Is the cwc mechanical the same,ie out through the front i am dying to see the movmt of my watch.Best ask a pro.. .ian


----------



## William_Wilson (May 21, 2007)

zentsuji2 said:


> Is the cwc mechanical the same,ie out through the front i am dying to see the movmt of my watch.Best ask a pro.. .ian


The 70's "W10" models were front loaders. Ones of this style:



















*Photos nicked from the Interweb.

Later,

William


----------



## zentsuji2 (Jun 17, 2013)

How do you get the glass off is it a special tool,and is takng the wimder out and replacing it a no no for a noob ,i just want to see the inside to see the workmanship,but not at the cost of damaging it.Thanks for the heads up i collect pocket knives and you have saved some old blades,.regards.ianb.


----------



## William_Wilson (May 21, 2007)

There is a tool for removing and installing the crystal. I'm not sure how the stem comes off, it is likely some sort of split stem. You will need the proper tools anyway.

Later,

William


----------



## The Canon Man (Apr 9, 2010)

CWC G10 has a snap back.

The acrylic crystal is held in with a compression spring.

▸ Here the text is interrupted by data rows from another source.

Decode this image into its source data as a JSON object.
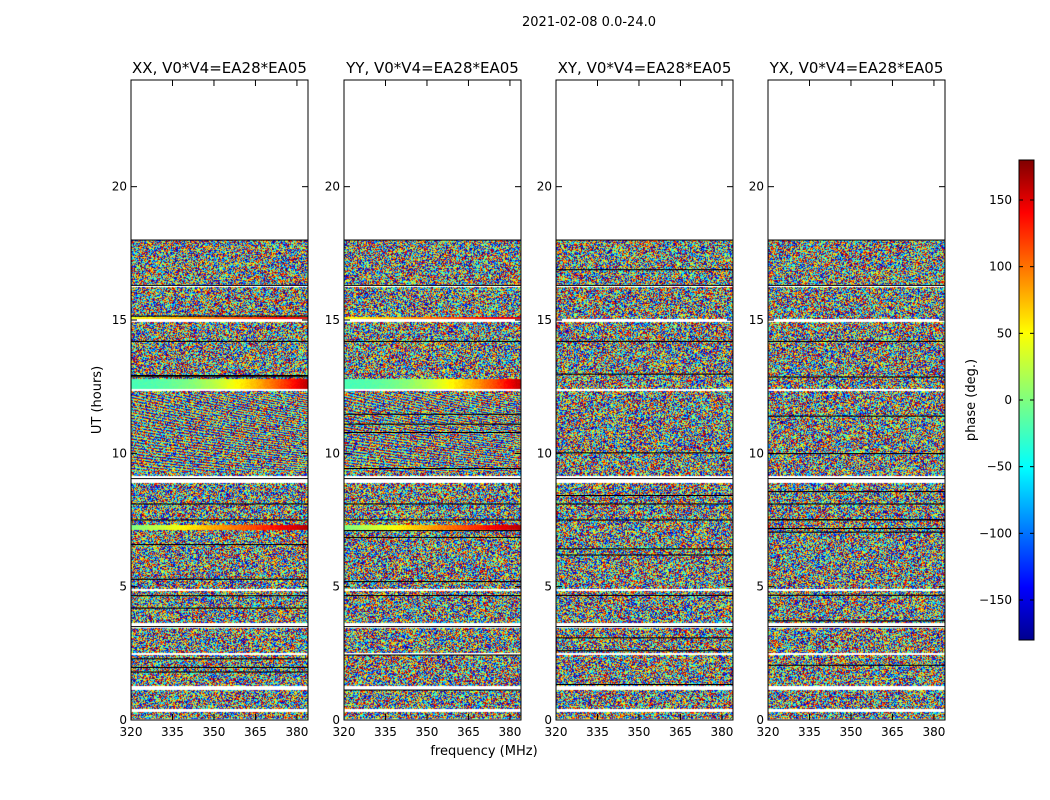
{
  "chart_data": {
    "type": "heatmap",
    "suptitle": "2021-02-08 0.0-24.0",
    "xlabel": "frequency (MHz)",
    "ylabel": "UT (hours)",
    "xlim": [
      320,
      384
    ],
    "ylim": [
      0,
      24
    ],
    "xticks": [
      320,
      335,
      350,
      365,
      380
    ],
    "yticks": [
      0,
      5,
      10,
      15,
      20
    ],
    "panels": [
      {
        "title": "XX, V0*V4=EA28*EA05"
      },
      {
        "title": "YY, V0*V4=EA28*EA05"
      },
      {
        "title": "XY, V0*V4=EA28*EA05"
      },
      {
        "title": "YX, V0*V4=EA28*EA05"
      }
    ],
    "data_time_range_hours": [
      0,
      18
    ],
    "colorbar": {
      "label": "phase (deg.)",
      "range": [
        -180,
        180
      ],
      "ticks": [
        -150,
        -100,
        -50,
        0,
        50,
        100,
        150
      ],
      "colormap": "jet"
    }
  }
}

If you want to know what the movement looks like, its a eta955114 (or at least my RN 1990 Model is anyway).

As for one for the wife. She'll have to have one the same size as yours, but the number of colours the NATO straps come in is limitless.

But, does anyone know who gets these issued. I've done loads of work for the Army over the years and don't recall ever seeing a serving soldier wearing one.


----------